New mental health program gets young people back to real life

ENABLE graduate Hiro Kojo shows off one of her paintings to the Minister for Mental Health Bronnie Taylor. Mrs Taylor today commissioned Hiro to produce an artwork for her office.

Young people are getting tailored mental health care in their own homes thanks to a revolutionary approach being rolled out by Western Sydney Local Health District (WSLHD).

Minister for Mental Health Bronnie Taylor was at Redbank House in Westmead today to see the results of the program, which gives patients up to 10 weeks of assertive, daily follow-up care while they transition out of hospital back into their regular lives.

Mrs Taylor spent time speaking to the team and 18-year-old Hiro Kojo, who was supported by the program after stints in several mental health facilities including Redbank House.

Mrs Taylor spent time speaking to Hiro about her mental health journey and future plans, including her dream of becoming a theatre nurse.

“This innovative program ensures young people get the support and tools they need in recovering from an episode of acute mental ill health,” Mrs Taylor said.

“I’m delighted to see the passion of the team behind the project and honoured to meet a wonderful young lady who has turned her life around with their support.”

The program, titled ENABLE, is designed for young people with severe mental health issues including self-harm, acute suicidal ideation, mood disorders and psychosis.

WSLHD Perinatal, Child and Youth Mental Health Services clinical director, Dr Ash Padhi, explained the idea is to empower young people and prevent them returning to hospital.

Mrs Taylor admires one of Hiro’s installations with ENABLE staff (from left) psychologist Jordan Gorham, occupational therapist Nicole Di Losa, clinical nurse consultants Shanice McCormack and Elissa Yoo, and child and youth mental health operations director Sumithira Joseph.

“While a young person is in hospital, they are protected from the real world and surrounded by comprehensive support. This helps them to recover but it doesn’t fully prepare them for the reality of returning to everyday life,” Dr Padhi said.

“This program aims to tackle the barriers to leaving hospital, including the fear of the young person and their family that they won’t have adequate support in the community.”

Hiro is among those to have benefited from the program, having initially been treated in Redbank House during a high-risk period in her life.

ENABLE supported her successful transition to supported accommodation within the community and she is currently studying nursing at TAFE.

Hiro uses sensory toys as an outlet for her anxiety, including the zipper bracelet (pictured) supplied by WSLHD occupational therapist Nicole Di Losa.

“Everyone at Enable is great. They’re funny and brutally honest, which is good. I feel more comfortable talking to them than anyone else,” Hiro said.

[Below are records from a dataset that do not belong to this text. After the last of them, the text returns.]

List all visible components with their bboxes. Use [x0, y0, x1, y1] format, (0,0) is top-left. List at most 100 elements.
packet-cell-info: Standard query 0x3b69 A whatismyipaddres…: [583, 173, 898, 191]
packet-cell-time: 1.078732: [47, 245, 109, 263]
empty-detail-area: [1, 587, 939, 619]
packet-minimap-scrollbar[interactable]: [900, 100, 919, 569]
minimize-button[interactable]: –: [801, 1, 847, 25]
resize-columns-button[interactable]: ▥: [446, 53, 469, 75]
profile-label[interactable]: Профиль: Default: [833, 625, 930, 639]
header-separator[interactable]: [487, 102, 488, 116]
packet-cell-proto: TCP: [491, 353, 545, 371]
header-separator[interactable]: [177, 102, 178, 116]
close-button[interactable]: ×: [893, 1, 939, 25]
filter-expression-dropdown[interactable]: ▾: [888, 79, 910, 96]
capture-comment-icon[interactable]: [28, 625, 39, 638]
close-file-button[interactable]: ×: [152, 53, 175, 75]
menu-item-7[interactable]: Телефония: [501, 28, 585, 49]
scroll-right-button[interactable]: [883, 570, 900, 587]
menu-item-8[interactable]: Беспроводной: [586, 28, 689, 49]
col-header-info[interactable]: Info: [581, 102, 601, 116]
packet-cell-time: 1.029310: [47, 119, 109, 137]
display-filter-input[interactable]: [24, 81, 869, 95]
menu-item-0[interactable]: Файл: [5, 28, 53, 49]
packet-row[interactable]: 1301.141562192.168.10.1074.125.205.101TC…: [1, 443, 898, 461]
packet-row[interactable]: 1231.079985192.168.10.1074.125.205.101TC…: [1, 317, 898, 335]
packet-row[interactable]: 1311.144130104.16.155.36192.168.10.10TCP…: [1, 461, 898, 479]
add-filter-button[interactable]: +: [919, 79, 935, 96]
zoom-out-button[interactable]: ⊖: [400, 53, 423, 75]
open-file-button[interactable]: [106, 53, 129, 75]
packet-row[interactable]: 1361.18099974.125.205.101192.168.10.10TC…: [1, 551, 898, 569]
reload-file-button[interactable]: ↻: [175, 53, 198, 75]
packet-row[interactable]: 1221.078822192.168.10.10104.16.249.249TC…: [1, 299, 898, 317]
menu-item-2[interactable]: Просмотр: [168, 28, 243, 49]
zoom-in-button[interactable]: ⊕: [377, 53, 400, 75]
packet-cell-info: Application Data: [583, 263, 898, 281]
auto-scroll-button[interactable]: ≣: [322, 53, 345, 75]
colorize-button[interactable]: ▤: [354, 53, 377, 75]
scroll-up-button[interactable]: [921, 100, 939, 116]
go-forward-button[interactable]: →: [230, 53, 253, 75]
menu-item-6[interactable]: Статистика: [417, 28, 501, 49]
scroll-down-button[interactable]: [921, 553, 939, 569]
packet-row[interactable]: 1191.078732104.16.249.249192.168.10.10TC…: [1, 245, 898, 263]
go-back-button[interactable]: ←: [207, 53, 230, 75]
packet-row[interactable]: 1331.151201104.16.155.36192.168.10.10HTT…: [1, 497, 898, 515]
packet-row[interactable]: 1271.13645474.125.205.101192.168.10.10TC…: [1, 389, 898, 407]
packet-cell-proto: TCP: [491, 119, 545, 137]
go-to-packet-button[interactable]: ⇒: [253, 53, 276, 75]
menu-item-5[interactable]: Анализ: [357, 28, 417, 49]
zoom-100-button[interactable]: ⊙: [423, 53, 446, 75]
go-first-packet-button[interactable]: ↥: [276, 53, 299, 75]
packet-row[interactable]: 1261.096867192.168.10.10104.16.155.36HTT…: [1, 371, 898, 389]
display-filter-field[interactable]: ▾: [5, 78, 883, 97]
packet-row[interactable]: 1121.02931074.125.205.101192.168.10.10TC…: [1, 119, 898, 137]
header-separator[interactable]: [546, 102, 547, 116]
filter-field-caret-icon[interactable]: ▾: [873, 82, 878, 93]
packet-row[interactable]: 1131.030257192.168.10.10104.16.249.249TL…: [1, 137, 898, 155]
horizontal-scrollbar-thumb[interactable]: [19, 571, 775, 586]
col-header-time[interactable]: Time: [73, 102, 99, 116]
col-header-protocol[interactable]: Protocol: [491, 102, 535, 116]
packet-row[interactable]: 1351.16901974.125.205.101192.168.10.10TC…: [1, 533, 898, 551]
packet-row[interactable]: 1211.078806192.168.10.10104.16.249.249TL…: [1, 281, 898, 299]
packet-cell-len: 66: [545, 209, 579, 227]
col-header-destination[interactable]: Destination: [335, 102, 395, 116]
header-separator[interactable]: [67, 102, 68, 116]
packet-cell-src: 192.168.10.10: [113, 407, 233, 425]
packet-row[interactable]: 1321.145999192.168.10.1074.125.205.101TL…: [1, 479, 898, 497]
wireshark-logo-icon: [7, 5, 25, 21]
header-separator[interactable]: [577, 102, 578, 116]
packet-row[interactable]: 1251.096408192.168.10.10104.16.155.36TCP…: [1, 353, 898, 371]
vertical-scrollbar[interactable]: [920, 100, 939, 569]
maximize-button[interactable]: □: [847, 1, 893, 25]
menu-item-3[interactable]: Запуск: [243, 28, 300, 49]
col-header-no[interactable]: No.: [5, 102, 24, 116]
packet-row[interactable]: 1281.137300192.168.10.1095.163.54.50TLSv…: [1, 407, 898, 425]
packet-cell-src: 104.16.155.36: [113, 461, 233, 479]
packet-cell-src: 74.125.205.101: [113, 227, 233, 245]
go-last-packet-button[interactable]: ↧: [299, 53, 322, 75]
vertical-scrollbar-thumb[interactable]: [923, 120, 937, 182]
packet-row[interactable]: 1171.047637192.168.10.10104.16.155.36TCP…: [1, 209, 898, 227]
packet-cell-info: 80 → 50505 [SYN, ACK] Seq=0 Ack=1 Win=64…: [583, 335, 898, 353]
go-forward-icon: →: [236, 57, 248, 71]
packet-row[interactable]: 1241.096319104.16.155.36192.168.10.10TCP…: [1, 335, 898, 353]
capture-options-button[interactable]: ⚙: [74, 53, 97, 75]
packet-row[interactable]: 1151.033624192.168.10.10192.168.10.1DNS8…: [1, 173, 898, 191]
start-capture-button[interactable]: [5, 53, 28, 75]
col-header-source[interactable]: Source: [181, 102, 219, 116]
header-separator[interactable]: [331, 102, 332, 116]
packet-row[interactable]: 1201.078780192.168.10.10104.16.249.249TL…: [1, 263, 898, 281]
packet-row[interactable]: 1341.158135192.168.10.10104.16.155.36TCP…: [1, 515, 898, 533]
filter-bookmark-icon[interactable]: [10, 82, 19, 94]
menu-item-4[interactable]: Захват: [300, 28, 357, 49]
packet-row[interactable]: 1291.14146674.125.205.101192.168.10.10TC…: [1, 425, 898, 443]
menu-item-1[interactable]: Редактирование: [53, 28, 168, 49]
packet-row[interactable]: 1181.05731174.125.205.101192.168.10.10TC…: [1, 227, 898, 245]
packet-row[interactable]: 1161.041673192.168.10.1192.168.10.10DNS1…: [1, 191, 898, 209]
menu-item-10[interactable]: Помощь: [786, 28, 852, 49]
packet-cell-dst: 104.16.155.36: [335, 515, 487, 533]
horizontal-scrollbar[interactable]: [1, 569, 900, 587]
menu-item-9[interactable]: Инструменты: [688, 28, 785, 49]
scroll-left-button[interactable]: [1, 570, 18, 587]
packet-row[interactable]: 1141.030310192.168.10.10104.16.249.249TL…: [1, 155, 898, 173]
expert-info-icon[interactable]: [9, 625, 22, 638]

“The DBT therapy is teaching me self-care, how to manage the extremes of my emotions and relationships, and healthy release and relief.”

A talented artist, Hiro’s work has been featured on a Coles reusable tote bag and adorns the walls of Redbank House. Mrs Taylor today commissioned Hiro to produce an artwork for her office.

ENABLE was funded by a $663,000 NSW Health grant to enhance community provision of mental health services. WSLHD has allocated $166.8 million to mental health treatment in the 2019/20 budget.